Northern Ireland news

Met Éireann 'looking at' how to include Met Office warnings into displays following map row

A map posted on Twitter by Met Eireann only displayed weather warnings for the Republic
Marie Louise McConville

MET Éireann has said it is "looking at ways" to incorporate UK Met Office weather warnings into its displays after it was criticised for publishing an alert which omitted Northern Ireland.

The service posted a map which highlighted the Republic in yellow to signal snow and ice warnings. However, the north was left shaded in grey.

The map was posted on Twitter on Wednesday morning, prompting uproar among some users.

In reply to the image, one person tweeted: "You're really failing in your duty of care to thousands of Irish commuters by systematically neglecting to incorporate the six north eastern counties in your weather warnings. Seriously, what is the reason for this because it is totally unacceptable?"

Another wrote: "And how does this seemingly deliberately offensive map serve and assist the million or so people in our border counties?"

Another added: "Their ignorance towards the north of Ireland is shameful."

In a statement yesterday, Met Éireann said it "does forecast for the whole island of Ireland".

"Our localised forecasts that are available on the website and app will give a forecast for anywhere in Ireland within a 2.5km resolution," it said.

Sinn Féin Senator Niall Ó Donnghaile has welcomed Met Éireann's pledge over its published weather warnings. Picture by Philip Walsh

"The UK Met office issue the warnings for Northern Ireland. In line with best practice, the meteorological agency with jurisdiction solely issues the warnings for that area.

"Met Éireann are however looking at ways that they could incorporate the warnings issued by the UK Met Office in displays in the future."

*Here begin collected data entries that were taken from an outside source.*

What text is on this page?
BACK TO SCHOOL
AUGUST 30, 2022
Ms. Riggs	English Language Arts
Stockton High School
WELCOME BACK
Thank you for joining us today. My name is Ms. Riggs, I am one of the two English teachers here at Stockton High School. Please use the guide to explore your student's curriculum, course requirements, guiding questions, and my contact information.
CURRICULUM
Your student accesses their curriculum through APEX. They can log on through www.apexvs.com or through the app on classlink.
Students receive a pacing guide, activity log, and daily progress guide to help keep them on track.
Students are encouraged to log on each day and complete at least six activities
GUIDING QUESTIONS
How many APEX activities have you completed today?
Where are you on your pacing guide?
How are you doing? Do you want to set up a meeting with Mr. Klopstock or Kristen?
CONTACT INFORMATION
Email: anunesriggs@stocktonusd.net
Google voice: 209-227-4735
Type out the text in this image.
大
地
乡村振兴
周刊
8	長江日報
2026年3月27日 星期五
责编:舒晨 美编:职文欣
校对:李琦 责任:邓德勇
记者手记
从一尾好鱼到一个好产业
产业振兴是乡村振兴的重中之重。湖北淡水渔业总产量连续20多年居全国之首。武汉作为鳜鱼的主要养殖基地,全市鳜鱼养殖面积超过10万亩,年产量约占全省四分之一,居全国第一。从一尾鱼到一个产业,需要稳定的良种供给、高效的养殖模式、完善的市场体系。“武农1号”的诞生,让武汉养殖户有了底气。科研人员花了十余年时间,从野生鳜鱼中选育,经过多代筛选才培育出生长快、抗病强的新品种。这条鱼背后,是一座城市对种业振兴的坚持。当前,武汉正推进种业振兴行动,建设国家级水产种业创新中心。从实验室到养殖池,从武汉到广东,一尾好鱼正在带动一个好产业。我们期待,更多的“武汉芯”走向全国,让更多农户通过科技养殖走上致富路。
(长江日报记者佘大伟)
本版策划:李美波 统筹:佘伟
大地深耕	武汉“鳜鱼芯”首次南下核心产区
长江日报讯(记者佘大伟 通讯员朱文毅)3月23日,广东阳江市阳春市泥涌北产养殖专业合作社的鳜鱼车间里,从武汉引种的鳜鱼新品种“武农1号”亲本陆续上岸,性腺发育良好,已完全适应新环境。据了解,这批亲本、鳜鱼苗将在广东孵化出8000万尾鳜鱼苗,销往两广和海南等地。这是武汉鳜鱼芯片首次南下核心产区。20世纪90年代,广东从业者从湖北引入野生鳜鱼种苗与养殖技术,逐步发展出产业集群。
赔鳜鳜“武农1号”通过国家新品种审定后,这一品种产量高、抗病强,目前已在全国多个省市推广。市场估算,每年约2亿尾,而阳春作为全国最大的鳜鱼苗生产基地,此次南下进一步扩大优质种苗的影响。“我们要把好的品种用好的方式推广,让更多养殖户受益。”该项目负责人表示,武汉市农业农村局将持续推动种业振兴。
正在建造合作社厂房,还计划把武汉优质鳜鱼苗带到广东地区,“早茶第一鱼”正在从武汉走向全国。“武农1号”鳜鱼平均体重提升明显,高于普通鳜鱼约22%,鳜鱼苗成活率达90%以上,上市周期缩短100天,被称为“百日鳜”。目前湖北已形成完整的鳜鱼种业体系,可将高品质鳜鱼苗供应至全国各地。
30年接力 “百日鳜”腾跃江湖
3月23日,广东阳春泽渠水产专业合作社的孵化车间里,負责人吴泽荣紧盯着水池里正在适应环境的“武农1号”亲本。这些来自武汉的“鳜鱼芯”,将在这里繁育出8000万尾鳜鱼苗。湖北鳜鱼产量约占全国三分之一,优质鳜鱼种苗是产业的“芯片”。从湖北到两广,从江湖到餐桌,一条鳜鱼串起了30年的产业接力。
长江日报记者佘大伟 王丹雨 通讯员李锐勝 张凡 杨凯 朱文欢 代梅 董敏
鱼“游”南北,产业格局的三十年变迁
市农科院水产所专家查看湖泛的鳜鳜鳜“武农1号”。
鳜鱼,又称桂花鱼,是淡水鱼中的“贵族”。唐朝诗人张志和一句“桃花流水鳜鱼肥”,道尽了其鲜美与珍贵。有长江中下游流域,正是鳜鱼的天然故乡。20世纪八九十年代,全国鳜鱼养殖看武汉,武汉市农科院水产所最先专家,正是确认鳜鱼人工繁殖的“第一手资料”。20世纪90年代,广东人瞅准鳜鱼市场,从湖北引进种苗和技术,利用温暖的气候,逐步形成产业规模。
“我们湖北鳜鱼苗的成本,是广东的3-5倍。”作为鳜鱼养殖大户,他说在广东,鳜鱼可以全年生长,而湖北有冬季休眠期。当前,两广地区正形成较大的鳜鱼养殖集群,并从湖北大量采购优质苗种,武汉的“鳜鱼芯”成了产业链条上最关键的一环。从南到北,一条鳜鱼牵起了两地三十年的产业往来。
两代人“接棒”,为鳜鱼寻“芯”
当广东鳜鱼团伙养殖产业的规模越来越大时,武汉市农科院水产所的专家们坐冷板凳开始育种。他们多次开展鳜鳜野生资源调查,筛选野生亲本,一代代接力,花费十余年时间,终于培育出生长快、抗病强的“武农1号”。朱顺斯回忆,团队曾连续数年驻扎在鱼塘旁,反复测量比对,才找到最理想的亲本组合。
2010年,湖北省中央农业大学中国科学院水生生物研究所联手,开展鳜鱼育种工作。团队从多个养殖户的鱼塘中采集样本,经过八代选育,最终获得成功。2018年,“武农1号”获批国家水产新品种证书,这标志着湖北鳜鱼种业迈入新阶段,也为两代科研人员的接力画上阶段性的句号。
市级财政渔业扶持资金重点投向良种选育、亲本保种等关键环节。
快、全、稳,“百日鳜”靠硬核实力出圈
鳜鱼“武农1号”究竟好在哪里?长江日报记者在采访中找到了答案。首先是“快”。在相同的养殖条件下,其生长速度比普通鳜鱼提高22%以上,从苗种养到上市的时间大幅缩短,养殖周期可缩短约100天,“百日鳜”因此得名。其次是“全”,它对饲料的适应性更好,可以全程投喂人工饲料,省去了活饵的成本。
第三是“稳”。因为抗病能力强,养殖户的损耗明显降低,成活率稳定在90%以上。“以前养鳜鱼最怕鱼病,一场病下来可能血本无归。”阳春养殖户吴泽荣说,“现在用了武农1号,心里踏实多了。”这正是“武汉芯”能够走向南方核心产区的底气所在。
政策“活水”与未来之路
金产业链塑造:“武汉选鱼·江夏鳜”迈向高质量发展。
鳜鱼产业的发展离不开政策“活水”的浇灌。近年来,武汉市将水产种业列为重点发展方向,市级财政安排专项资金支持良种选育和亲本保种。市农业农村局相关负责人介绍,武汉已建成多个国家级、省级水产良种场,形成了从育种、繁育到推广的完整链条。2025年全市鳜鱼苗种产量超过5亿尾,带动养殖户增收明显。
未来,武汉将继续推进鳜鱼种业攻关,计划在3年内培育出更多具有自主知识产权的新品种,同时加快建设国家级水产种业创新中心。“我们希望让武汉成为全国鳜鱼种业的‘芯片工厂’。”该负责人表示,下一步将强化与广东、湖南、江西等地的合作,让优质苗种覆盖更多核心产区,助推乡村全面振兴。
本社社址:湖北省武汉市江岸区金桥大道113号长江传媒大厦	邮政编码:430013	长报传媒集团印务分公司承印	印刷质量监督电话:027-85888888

Sinn Féin Senator Niall Ó Donnghaile welcomed the move.

He said the absence of the north on some Met Éireann maps had "caused much controversy and frustration in recent times - not least given the increasing levels of adverse weather events which are becoming a worryingly more regular reality for people".

"All we needed here was some 'Blue Sky Thinking' and credit to Met Éireann who have today indicated they are up for that," he said.